En Tunisie et en Egypte, en Libye aussi, les héros de la révolution, attendent des mesures fortes. Même si des lois sociales sont attendues, la première revendication reste la liberté, la liberté d'expression et la liberté politique. le nationalisme et la fierté sont bien évidement présents, mais il y a aussi une solidarité avec les autres peuples arabes en lutte qui s'affiche dans les opinions publiques. Les rues de Tunis ont grondé lorsque Kadshafi a commencé à réprimer la rébellion, celles de Damas lorsque les Syriens ont envoyé de l'aide en Libye.
A l'époque, les peuples d'Europe s'étaient levés tours à tours pour réclamer un Etat national, la liberté, à l'instar des Français. Polonais, Tchèques, Hongois, Allemands, Italiens... réclamaient la fin des Empires supra-nationaux et la liberté ou l'iunité de leur peuple. La plupart de ces révoltes furent écrasées dans le sang par les militarismes de Prusse, d'Autriche et de Russie. La France ne tenait plus à libérer les autres peuples par les armes, comme pendant les guerres de la Révolution. Coup de froid sur le Printemps.
Aujourd'hui, la contagion révolutionnaire joue à plein dans ce que Bush appelait le grand Moyen-orient. Son fiasco irakien a sans doute ralenti le processus, alors qu'il était sensé l'enclencher. La défiance des peuples arabes vis à vis de l'Europe et plus encore des Etats-unis rendent chacune de leurs actions suspectes. La sympathie énorme des opinions publiques en Europe pour la Révolution de Jasmin en Tunisie, puis pour celle de l'Egypte, le soutien aux révoltés libyens montre une solidarité des peuples qui ne s'exprimait plus depuis bien longtemps entre les deux rives de la Méditerranée.
Les révolutionnaires arabes, au Caire ou à Tunis, à Benghazi ou à Damas, à Manama ou Sanaa, demandent tous l'obtention de droits politiques, et d'abord la liberté d'expression. Cette liberté, que certains ont parfois qualifiée de futile, tant elle était évidente en Europe de l'ouest, est une nouveauté dans ces pays qui tous, étaient soumis par des régimes autoritaires. La peur n'a plus d'effet, même lorsque l'on connait la féroce police politique, les arrestations et détentions arbitraires, la croyance en la liberté est plus forte que les matraques.

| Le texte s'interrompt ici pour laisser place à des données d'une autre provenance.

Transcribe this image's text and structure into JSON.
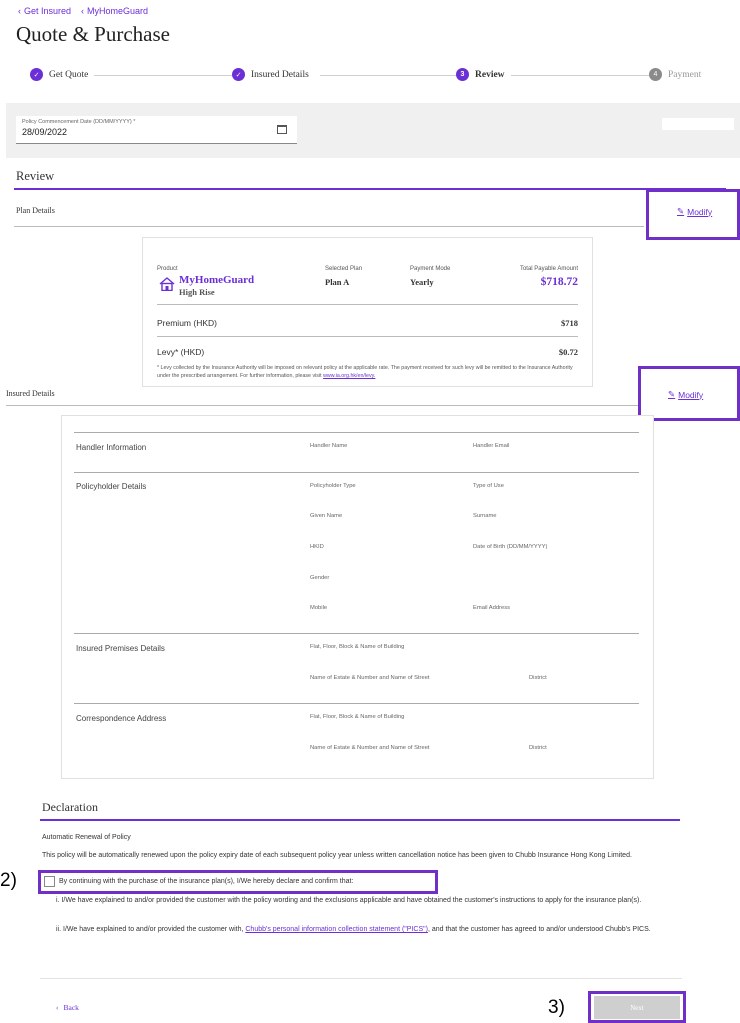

Le jeu d'intimidation qui se joue entre les forces de sécurité et les manifestants, c'est un combat entre l'avenir et le passé. Les débats, que les juristes peuvent trouver naïfs, sur les futures Constitutions sont la preuve de cette foi en la démocratie future, qui choisit d'adhérer à la conception des Droits de l'Homme, non plus perçue comme occidentale mais comme universelle. Tous les épouvantails sont brandis depuis Ben-Ali jusqu'à Kadhafi pour dénoncer le terrorisme, les mafias, les désordres qui risquent de résulter du changement.
Les nouvelles manifestations au Caire prouvent que les Egyptiens n'entendent pas que leur révolution soit confisquée ou amputée par l'armée. De même en Tunisie, l'opinion publique veille à ce qu'un nouveau régime crédible se mette en place. Le peuple veut être souverain : on dénonce toute arrestation arbitraire, les journaux publient, les journalistes enquêtent, c'est la fin du secret. Au moins le début de la fin.
Nous ne sommes qu'au début du printemps. Les nombreuses élections présidentielles en Afrique cette année risquent également d'amener des changements, l'Iran peut aussi connaitre une évolution si le mouvement de contestation reprend. Le printemps des peuples, à l'inverse, peut aussi s'arrêter, noyé dans le sang, si l'Europe et l'Amérique n'apportent pas tout leur soutien aux mouvements populaires du Moyen-orient. L'Algérie et le Maroc peuvent entrer dans la voie des réformes par crainte d'un scénario libyen ou tunisien.
La peur du changement est vaine, le monde change inexorablement.